Lanark bit his mustache. "Enid Mandifer, come out of here with me."
"I can't."
"You can. You shall. My horse will carry both of us."
She shook her head, and the smile was back, sad and tender this time. "Perhaps you cannot understand, and I know that I cannot tell you. But if I stay here, the evil stays here with me. If I go, it will follow and infect the world. Go away alone."
She meant it, and he did not know what to say or do.
"I shall go," he agreed finally, with an air of bafflement, "but I shall be back."

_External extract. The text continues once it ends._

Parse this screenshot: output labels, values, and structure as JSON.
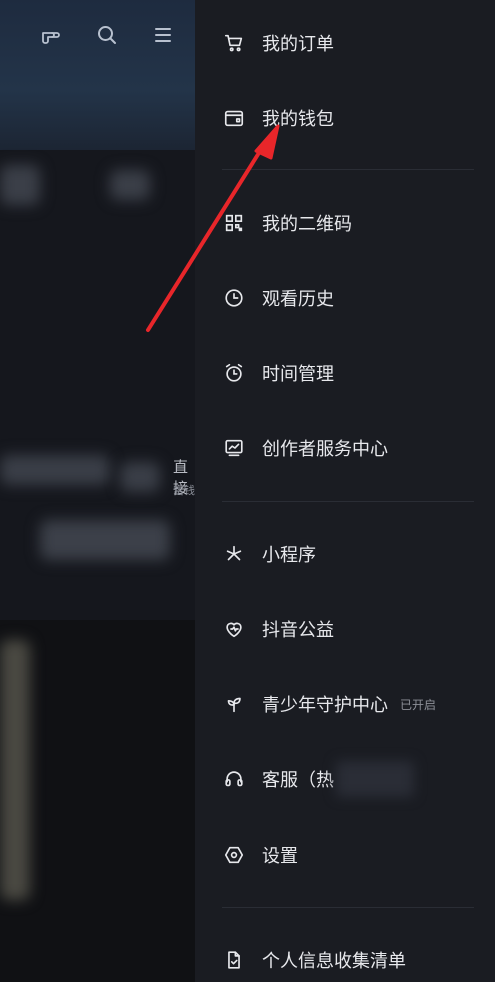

Suddenly he kissed her. Then he turned and limped rapidly away, raging at the feeling of defeat that had him by the back of the neck. Then, as he reached his horse he found himself glad to be leaving the spot, even though Enid Mandifer remained behind, alone. He cursed with a vehemence that made the roan flinch, untied the halter and mounted. Away he rode, to the magnified clatter of hoofs. He looked back, not once but several times. Each time he saw Enid Mandifer, smaller and smaller, standing beside the bench under the naked tree. She was gazing, not along the road after him, but at the spot where he had mounted his horse. It was as though he had vanished from her sight at that point.
Lanark damned himself as one who retreated before an enemy, but he felt that it was not as simple as that. Helplessness, not fear, had routed him. He was leaving Enid Mandifer, but again he promised in his heart to return.